Why does the encrypted output look different every time, even with the same passphrase?
Each encryption run generates a fresh random IV (Initialization Vector) and Salt. These values are mathematically folded into the Base64 output so the correct ones are available at decryption time. The side-effect is that encrypting the same message twice produces two completely different strings—which is exactly what you want. An attacker who intercepts two messages can't tell whether the underlying plaintext is identical.
What happens if I lose my passphrase?
The data is unrecoverable. AES-256 is designed so that even with modern supercomputing power, a brute-force attack on a strong passphrase would take longer than the age of the universe. There is no backdoor, no reset link, and no master key. Treat your passphrase like you'd treat a physical key to a vault.
What is PBKDF2 and why does it matter?
PBKDF2 (Password-Based Key Derivation Function 2) stretches your human-chosen passphrase into a 256-bit cryptographic key by hashing it thousands of times with a random salt. A short, memorable password like 'sunrise42' would be trivially weak as a direct AES key. PBKDF2 makes brute-forcing dramatically more expensive by adding deliberate computational cost to each guess an attacker would have to make.
When would I use AES-CBC versus other modes?
CBC (Cipher Block Chaining) is a well-understood, widely audited mode suitable for encrypting arbitrary-length text payloads at rest. For data in transit or stream encryption, modes like GCM (which also provides authentication) are generally preferred. For this tool's purpose—encrypting secrets you'll store or transmit manually—CBC with a fresh IV per operation is a solid, proven choice.
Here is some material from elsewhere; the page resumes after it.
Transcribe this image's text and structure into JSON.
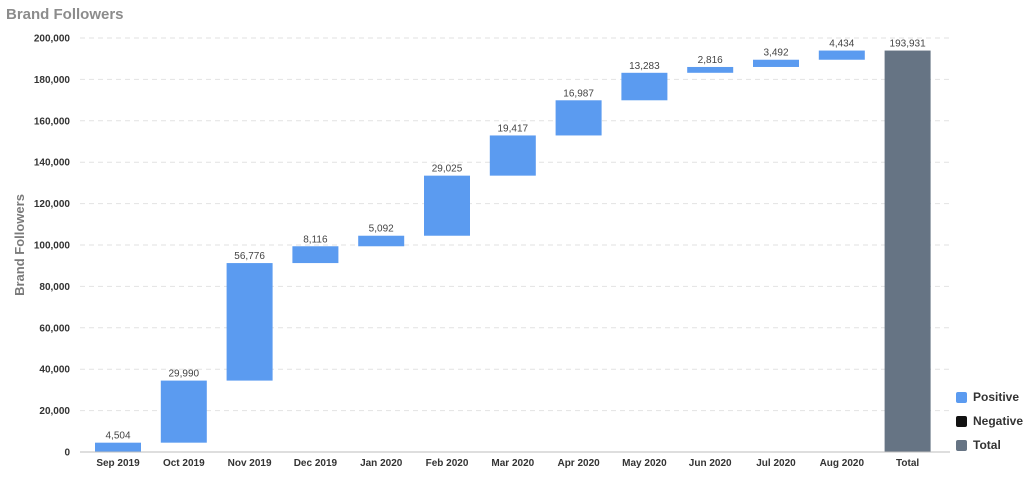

Can I use the encrypted output in my own application?
Yes. The Base64 output encodes the Salt, IV, and ciphertext in a fixed layout. If you know the encoding scheme, you can write a matching decrypt function in Node.js, Python, or any language that supports AES-256-CBC and PBKDF2. This makes the tool useful for quick prototyping before you wire up proper secrets management in production.
The decrypted output looks like garbage. What went wrong?
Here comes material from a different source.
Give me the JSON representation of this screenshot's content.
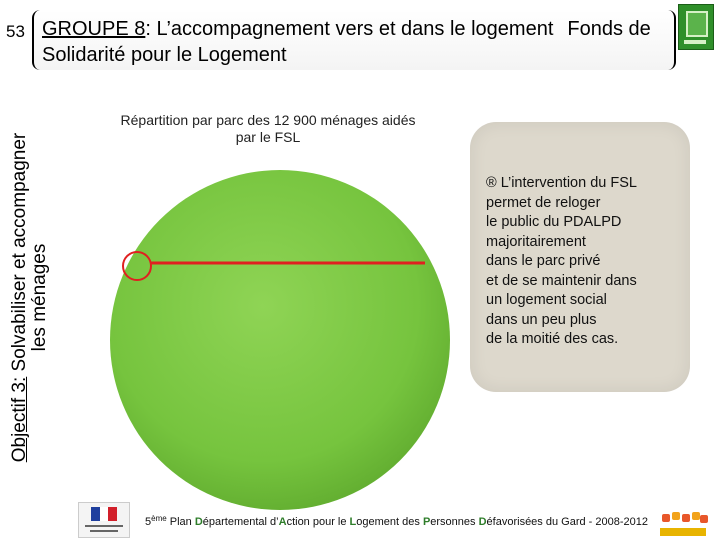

Almost certainly a wrong passphrase. AES will still complete the decryption math with an incorrect key—but the result will be garbled bytes. Double-check that you're using the exact passphrase (case-sensitive, including spaces) that was used to encrypt. If the ciphertext was modified or truncated in transit, that will also corrupt the output.
Security transparency. This tool uses the browser's native WebCrypto API — the same cryptographic substrate used by modern banking and authentication applications. No custom crypto, no proprietary black boxes. You can inspect the tool's source code in your browser's DevTools at any time.